Ensuring data quality is a big part of regulatory compliance. Its importance cannot be understated. Poor data quality costs the typical company at least 10% of revenue, and 20% is probably a better estimate in the view of data quality expert Thomas C. Redman. According to software marketing and technology expert Hollis Tibbetts, “Incorrect, inconsistent, fraudulent, and redundant data cost the U.S. economy over $3 Trillion a year.”
The cost of poor data quality notwithstanding, high-quality data is crucial for complying with regulations. Think about it. If the data is not accurate, how can you be sure that the proper controls are being applied to the right pieces of data to comply with the appropriate regulations?
Metadata Management
Good data quality starts with metadata. Accurate data definitions are required in order to apply the controls for compliance to the correct data. But what is metadata?
Metadata characterizes data, providing documentation such that data can be understood and more readily consumed by an organization. Metadata answers the who, what, when, where, why, and how questions for users of the data.
Metadata is required to place the data into proper categories for determining which regulations apply. For example, PCI-DSS applies to payment card transactions, HIPAA applies to healthcare data, and so on. Some data will apply to multiple regulations and some data will not be regulated at all. Without proper metadata definitions, it is impossible to apply regulatory compliance to data.
Data Quality
The next step is to ensure that the data, once accurately defined, is itself accurate. Imposing regulatory controls on the wrong data does no good at all. This raises the question “How good is your data quality?” Estimates show that, on average, data quality is an overarching industry problem. According to Redman, payroll record changes have a 1% error rate; billing records have a 2% to 7% error rate; and the error rate for credit records is as high as 30%.
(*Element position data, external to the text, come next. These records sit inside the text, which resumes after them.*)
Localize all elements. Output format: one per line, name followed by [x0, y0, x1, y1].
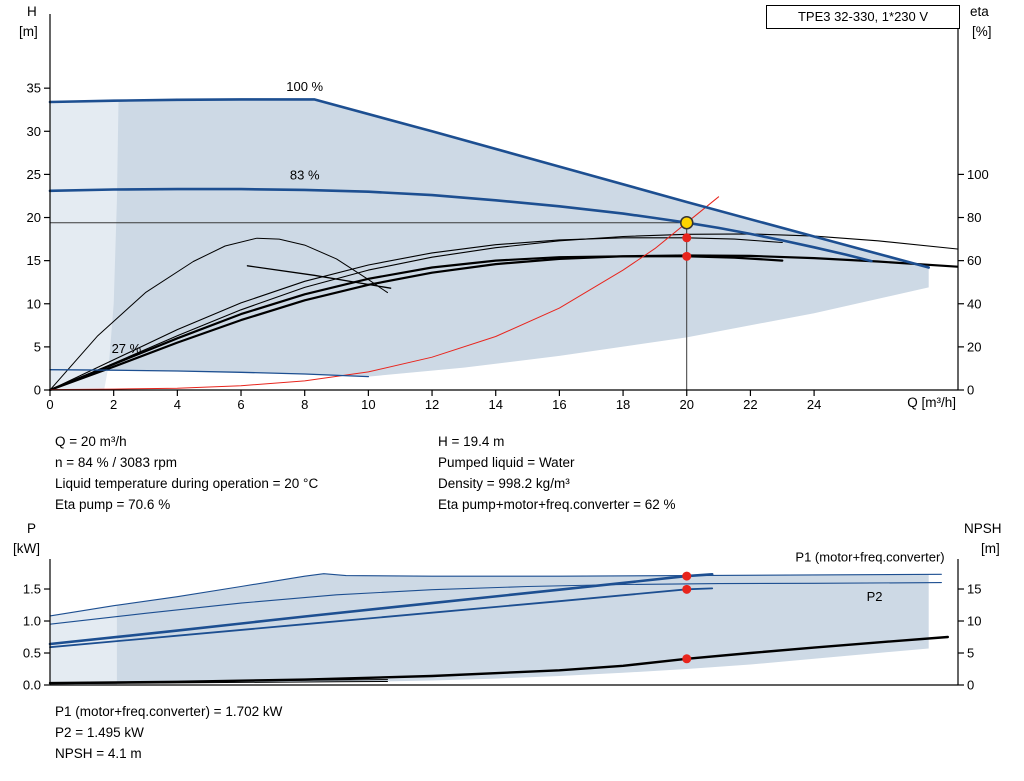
- curve-label: 27 %: [112, 341, 142, 356]
- x-tick-label: 18: [616, 397, 630, 412]
- pump-title-box: TPE3 32-330, 1*230 V: [766, 5, 960, 29]
- pump-curve-27pct: [49, 369, 370, 378]
- p2-curve-100: [49, 582, 942, 625]
- x-tick-label: 4: [174, 397, 181, 412]
- hq-eta-chart: 0 2 4 6 8 10 12 14 16 18 20 22 240510152025303502040…: [27, 14, 989, 412]
- x-tick-label: 14: [488, 397, 502, 412]
- readout-eta-pump: Eta pump = 70.6 %: [55, 497, 171, 512]
- q-axis-label: Q [m³/h]: [907, 395, 956, 410]
- y-left-tick-label: 0.0: [23, 678, 41, 693]
- x-tick-label: 12: [425, 397, 439, 412]
- y-left-tick-label: 0: [34, 383, 41, 398]
- eta-pump-point: [682, 233, 692, 243]
- y-left-tick-label: 30: [27, 124, 41, 139]
- y-left-tick-label: 5: [34, 339, 41, 354]
- y-right-tick-label: 40: [967, 296, 981, 311]
- y-left-tick-label: 25: [27, 167, 41, 182]
- readout-liquid: Pumped liquid = Water: [438, 455, 575, 470]
- curve-label: 100 %: [286, 79, 323, 94]
- npsh-curve: [48, 635, 949, 685]
- x-tick-label: 6: [237, 397, 244, 412]
- y-left-tick-label: 1.5: [23, 582, 41, 597]
- p2-point: [682, 584, 692, 594]
- x-tick-label: 2: [110, 397, 117, 412]
- h-axis-unit: [m]: [19, 24, 38, 39]
- readout-speed: n = 84 % / 3083 rpm: [55, 455, 177, 470]
- y-left-tick-label: 15: [27, 253, 41, 268]
- readout-density: Density = 998.2 kg/m³: [438, 476, 570, 491]
- y-right-tick-label: 80: [967, 210, 981, 225]
- readout-right-column: H = 19.4 m Pumped liquid = Water Density…: [438, 431, 676, 515]
- y-left-tick-label: 1.0: [23, 614, 41, 629]
- curve-label: P1 (motor+freq.converter): [795, 549, 944, 564]
- npsh-axis-unit: [m]: [981, 541, 1000, 556]
- readout-eta-total: Eta pump+motor+freq.converter = 62 %: [438, 497, 676, 512]
- eta-total-point: [682, 251, 692, 261]
- y-left-tick-label: 0.5: [23, 646, 41, 661]
- y-right-tick-label: 100: [967, 167, 989, 182]
- eta-axis-unit: [%]: [972, 24, 992, 39]
- y-left-tick-label: 20: [27, 210, 41, 225]
- p-axis-symbol: P: [27, 521, 37, 536]
- eta-pump-curve-100: [49, 233, 958, 391]
- x-tick-label: 22: [743, 397, 757, 412]
- x-tick-label: 20: [680, 397, 694, 412]
- result-npsh: NPSH = 4.1 m: [55, 746, 142, 761]
- readout-temperature: Liquid temperature during operation = 20…: [55, 476, 319, 491]
- power-npsh-chart: 0.0 0.5 1.0 1.5 0 5 10 15 P1 (motor+freq.convert…: [23, 549, 982, 693]
- curve-label: P2: [867, 589, 883, 604]
- eta-total-curve-100: [48, 254, 959, 392]
- duty-point: [679, 215, 694, 230]
- y-right-tick-label: 0: [967, 678, 974, 693]
- p1-point: [682, 571, 692, 581]
- affinity-parabola: [49, 196, 720, 391]
- result-p1: P1 (motor+freq.converter) = 1.702 kW: [55, 704, 283, 719]
- eta-reduced-speed-hump: [49, 237, 388, 391]
- x-tick-label: 8: [301, 397, 308, 412]
- y-right-tick-label: 0: [967, 383, 974, 398]
- pump-curve-83pct: [48, 187, 873, 263]
- readout-flow: Q = 20 m³/h: [55, 434, 127, 449]
- y-right-tick-label: 60: [967, 253, 981, 268]
- npsh-point: [682, 654, 692, 664]
- y-right-tick-label: 15: [967, 582, 981, 597]
- envelope-left-pale: [50, 101, 119, 390]
- result-p2: P2 = 1.495 kW: [55, 725, 144, 740]
- curve-label: 83 %: [290, 168, 320, 183]
- x-tick-label: 0: [46, 397, 53, 412]
- results-block: P1 (motor+freq.converter) = 1.702 kW P2 …: [55, 701, 282, 764]
- x-tick-label: 16: [552, 397, 566, 412]
- y-right-tick-label: 10: [967, 614, 981, 629]
- readout-left-column: Q = 20 m³/h n = 84 % / 3083 rpm Liquid t…: [55, 431, 318, 515]
- operating-envelope: [50, 99, 929, 377]
- x-tick-label: 10: [361, 397, 375, 412]
- x-tick-label: 24: [807, 397, 821, 412]
- y-left-tick-label: 35: [27, 81, 41, 96]
- h-axis-symbol: H: [27, 4, 37, 19]
- eta-crossing-segment: [246, 265, 392, 289]
- eta-axis-symbol: eta: [970, 4, 989, 19]
- y-right-tick-label: 20: [967, 339, 981, 354]
- y-left-tick-label: 10: [27, 296, 41, 311]
- readout-head: H = 19.4 m: [438, 434, 505, 449]
- y-right-tick-label: 5: [967, 646, 974, 661]
- npsh-axis-symbol: NPSH: [964, 521, 1002, 536]
- p-axis-unit: [kW]: [13, 541, 40, 556]
- pump-curve-100pct: [48, 98, 931, 269]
But what can a DBA do about poor-quality data? Data quality is a business responsibility, but the DBA can help by instating technology controls. Building constraints into the database can improve overall data quality, as well as defining referential integrity in the database. Additional constraints should be defined in the database as appropriate to control uniqueness, as well as data value ranges using CHECK constraints and triggers.
Another technology tactic that can be deployed to improve data quality is data profiling. Data profiling is the process of examining the existing data in the database and collecting statistics and other information about that data. With data profiling, you can discover the quality, characteristics, and potential problems of information. Using the statistics collected by the data profiling solution, business analysts can undertake projects to clean up problematic data in the database.
Data profiling can dramatically reduce the time and resources required to find problematic data. Furthermore, it allows business analysts and data stewards to have more control of the maintenance and management of enterprise data.
Data Governance
Data governance programs are becoming more popular as corporations work to comply with more and stricter governmental regulations. A data governance program oversees the management of the availability, usability, integrity, and security of enterprise data. A sound data governance program includes a governing body or council, a defined set of procedures, and a plan to execute those procedures.
So an organization with a strong data governance practice will have better control over its information. When data management is instituted as an officially sanctioned mandate of an organization, data is treated as an asset. That means data elements are defined in business terms; data stewards are assigned; data is modeled and analyzed; metadata is defined, captured, and managed; and data is archived for long-term data retention.